Raphaël Lemkin et l’invention du concept de génocide : 1900-1933
À la fin de l’été 1959, au cimetière du Mont-Hébron à New-York, on enterra sans faste et sans honneurs le professeur Raphaël Lemkin. Sa vie s’était achevée dans la solitude et le dénuement ; mais cela n’avait aucune importance au regard de ce qu’il savait avoir accompli. Car un peu plus de dix ans auparavant, le 9 décembre 1948, au palais de Chaillot, il avait mené à son terme la tâche immense qu’il s’était fixée : la reconnaissance du crime de génocide en droit international.
Raphaël Lemkin naît près du village de Bezwodne alors en Russie impériale, aujourd’hui dans le district de Vawkavysk en Biélorussie, dans une région polonaise annexée par la Russie en 1795.

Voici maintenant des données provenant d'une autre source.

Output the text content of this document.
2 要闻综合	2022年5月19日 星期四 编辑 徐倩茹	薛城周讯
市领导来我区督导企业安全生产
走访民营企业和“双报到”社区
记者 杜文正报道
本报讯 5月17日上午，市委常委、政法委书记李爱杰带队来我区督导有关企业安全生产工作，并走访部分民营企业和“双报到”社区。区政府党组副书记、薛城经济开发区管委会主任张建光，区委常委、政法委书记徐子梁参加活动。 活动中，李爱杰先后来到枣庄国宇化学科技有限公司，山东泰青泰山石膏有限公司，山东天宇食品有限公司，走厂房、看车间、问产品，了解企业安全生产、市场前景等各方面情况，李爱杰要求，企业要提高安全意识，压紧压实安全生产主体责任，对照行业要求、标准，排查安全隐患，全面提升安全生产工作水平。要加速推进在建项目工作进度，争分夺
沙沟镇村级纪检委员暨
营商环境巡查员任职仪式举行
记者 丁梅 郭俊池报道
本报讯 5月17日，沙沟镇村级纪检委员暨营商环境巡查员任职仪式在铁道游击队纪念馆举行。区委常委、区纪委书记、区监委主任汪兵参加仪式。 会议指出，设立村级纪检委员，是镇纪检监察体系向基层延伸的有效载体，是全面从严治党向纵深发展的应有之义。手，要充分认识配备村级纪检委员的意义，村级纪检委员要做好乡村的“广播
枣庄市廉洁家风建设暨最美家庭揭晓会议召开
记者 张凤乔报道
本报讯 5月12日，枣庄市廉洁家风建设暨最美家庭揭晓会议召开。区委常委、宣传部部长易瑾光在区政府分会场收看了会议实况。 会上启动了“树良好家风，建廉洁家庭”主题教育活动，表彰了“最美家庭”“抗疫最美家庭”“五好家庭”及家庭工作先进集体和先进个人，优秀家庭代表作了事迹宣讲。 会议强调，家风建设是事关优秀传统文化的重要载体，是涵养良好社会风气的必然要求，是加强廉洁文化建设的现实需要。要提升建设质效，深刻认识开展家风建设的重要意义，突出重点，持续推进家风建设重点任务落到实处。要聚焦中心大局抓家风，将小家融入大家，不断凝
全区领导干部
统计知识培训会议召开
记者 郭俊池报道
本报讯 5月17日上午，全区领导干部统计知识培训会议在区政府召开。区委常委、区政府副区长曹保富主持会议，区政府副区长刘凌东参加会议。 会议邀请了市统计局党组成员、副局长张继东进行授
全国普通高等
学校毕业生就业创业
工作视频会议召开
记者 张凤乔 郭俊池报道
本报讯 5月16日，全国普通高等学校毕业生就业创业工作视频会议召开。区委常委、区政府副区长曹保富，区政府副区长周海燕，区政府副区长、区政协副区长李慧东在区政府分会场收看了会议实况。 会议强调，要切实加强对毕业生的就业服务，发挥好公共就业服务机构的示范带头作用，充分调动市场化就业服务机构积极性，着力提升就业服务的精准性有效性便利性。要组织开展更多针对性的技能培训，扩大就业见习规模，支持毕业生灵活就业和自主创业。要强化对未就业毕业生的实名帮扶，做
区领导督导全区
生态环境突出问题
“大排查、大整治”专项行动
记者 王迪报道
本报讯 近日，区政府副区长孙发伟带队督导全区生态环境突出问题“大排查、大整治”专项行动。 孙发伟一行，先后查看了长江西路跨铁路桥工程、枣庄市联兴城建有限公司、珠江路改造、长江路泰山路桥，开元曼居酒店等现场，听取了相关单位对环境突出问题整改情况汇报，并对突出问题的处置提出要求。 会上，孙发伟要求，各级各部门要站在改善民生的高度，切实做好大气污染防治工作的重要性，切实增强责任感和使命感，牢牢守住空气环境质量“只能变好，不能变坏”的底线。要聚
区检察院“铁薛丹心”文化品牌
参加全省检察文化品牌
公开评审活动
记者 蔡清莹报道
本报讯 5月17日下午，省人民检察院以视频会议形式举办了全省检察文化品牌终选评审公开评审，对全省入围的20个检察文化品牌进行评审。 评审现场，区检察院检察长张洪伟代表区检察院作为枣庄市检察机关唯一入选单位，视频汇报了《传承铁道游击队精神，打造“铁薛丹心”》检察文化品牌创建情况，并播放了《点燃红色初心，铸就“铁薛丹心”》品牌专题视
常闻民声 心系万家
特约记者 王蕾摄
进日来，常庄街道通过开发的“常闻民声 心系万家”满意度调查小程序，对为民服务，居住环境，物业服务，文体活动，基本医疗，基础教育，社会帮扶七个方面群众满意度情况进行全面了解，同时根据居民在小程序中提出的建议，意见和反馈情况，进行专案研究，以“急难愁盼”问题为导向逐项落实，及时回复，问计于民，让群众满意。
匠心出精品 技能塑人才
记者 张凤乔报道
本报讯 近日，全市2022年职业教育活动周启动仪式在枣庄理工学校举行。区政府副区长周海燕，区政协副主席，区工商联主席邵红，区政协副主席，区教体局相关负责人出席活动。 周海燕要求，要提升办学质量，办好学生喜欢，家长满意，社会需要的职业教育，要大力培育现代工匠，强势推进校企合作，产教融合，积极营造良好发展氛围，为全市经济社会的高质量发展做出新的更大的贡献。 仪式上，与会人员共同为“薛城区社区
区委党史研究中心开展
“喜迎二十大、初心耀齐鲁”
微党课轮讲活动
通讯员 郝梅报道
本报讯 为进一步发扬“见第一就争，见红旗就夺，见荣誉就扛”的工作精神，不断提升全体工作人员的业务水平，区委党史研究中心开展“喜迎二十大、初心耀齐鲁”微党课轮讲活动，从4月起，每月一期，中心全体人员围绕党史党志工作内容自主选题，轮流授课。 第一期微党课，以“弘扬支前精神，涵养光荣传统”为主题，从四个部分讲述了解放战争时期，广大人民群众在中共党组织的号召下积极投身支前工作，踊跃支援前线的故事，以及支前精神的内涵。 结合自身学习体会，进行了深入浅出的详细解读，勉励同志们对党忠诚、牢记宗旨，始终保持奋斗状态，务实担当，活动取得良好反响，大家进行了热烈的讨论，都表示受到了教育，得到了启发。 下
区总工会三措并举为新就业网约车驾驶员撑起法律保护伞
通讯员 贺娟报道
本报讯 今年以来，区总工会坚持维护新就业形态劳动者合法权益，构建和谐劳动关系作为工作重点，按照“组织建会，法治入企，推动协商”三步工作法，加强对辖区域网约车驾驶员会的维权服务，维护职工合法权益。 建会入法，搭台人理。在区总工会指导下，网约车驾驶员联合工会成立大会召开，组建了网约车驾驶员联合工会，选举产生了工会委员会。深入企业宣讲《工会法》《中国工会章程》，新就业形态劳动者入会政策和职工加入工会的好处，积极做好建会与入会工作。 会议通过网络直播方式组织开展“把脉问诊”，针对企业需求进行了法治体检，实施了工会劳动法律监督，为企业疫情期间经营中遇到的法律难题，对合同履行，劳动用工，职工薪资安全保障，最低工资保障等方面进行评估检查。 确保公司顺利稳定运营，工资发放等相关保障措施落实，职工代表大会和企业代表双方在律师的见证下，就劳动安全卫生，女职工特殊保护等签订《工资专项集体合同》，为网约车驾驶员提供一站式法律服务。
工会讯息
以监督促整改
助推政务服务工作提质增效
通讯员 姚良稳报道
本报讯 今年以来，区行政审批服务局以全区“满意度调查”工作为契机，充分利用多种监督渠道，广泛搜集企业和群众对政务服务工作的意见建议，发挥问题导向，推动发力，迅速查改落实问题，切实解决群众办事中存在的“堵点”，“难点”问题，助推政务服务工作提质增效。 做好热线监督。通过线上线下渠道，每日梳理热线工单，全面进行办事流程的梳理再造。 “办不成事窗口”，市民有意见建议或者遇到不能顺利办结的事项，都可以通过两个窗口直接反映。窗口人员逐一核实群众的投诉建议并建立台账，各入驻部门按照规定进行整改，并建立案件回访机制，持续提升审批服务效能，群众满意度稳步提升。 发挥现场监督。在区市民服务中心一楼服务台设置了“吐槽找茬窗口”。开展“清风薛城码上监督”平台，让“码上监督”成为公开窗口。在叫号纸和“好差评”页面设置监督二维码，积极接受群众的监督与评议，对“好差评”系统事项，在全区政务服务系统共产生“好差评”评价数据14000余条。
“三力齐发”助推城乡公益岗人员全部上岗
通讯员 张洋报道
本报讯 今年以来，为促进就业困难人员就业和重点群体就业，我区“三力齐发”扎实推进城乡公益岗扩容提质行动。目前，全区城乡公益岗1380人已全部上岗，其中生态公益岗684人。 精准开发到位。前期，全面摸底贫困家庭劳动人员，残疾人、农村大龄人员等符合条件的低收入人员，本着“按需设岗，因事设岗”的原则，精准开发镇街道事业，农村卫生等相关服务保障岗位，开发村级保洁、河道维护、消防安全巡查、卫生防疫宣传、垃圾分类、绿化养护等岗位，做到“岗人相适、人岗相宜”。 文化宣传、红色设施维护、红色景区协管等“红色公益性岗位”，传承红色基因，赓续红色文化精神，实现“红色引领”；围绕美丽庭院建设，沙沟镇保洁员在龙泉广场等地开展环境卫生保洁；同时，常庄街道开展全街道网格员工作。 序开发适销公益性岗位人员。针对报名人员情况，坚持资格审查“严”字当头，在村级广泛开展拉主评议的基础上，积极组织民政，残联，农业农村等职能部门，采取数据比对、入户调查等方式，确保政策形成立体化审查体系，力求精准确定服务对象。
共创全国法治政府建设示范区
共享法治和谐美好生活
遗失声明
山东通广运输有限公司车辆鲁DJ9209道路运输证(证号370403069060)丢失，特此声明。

La région est notamment marquée par les pogroms, comme ceux de Gomel (Homel) ou de Bialystok (Bielostok) en 1905-1906 ; mais c‘est avant tout à travers ses lectures, comme il l’écrit en préface à son autobiographie inachevée, que Raphaël Lemkin est marqué dès l’enfance par l’histoire des barbaries qui se répètent, auxquelles il ne peut encore donner le nom de génocide, forgeant lui-même le terme bien des années plus tard : « J’étais fasciné par la fréquence de tels cas, par l’immense souffrance infligée aux victimes et le caractère désespéré de leur sort, et par l'impossibilité de réparer les dommages causés à la vie et à la culture » (Totally unofficial : the autobiography of Raphaël Lemkin, Raphaël Lemkin, Yale University Press, 2013).
Premiers chrétiens jetés aux lions dans l’arène romaine, dont il découvre la tragédie dans le Quo vadis ? de Sienkiewicz, destruction de Carthage, massacre des Huguenots, pogroms, représentent autant de persécutions dont il doit briser la litanie sans fin ; il formule alors ce qui selon ses propres mots représentera la « mission fondamentale de sa vie » : « créer une loi parmi les nations afin de protéger les groupes nationaux, raciaux et religieux de la destruction ».
Commençant à enseigner à Varsovie, il exerce parallèlement des fonctions juridictionnelles (devenant notamment en 1930 procureur adjoint du tribunal de Berezhany, aujourd’hui en Ukraine), et participe à la codification législative de la Pologne indépendante depuis 1917. Le nouveau code pénal polonais entre en vigueur en 1932 ; Lemkin a participé à sa rédaction et l'a traduit en anglais. On notera l’évocation d’une nouveauté significative : la répression sévère de l’incitation publique à la guerre agressive.
Il rejoint en 1927 l’Association internationale de droit pénal, où il travaille avec Henri Donnedieu de Vabres, Vespasien Pella et Emil Rappaport à la création d’un droit international pénal visant à réprimer les crimes internationaux. Le premier congrès de droit pénal tenu à Bruxelles en 1926 avait en effet montré qu’un consensus existait quant à la création de ce droit et d’une cour criminelle internationale, les orientations juridiques concernant notamment la qualification des crimes internationaux restant toutefois à définir.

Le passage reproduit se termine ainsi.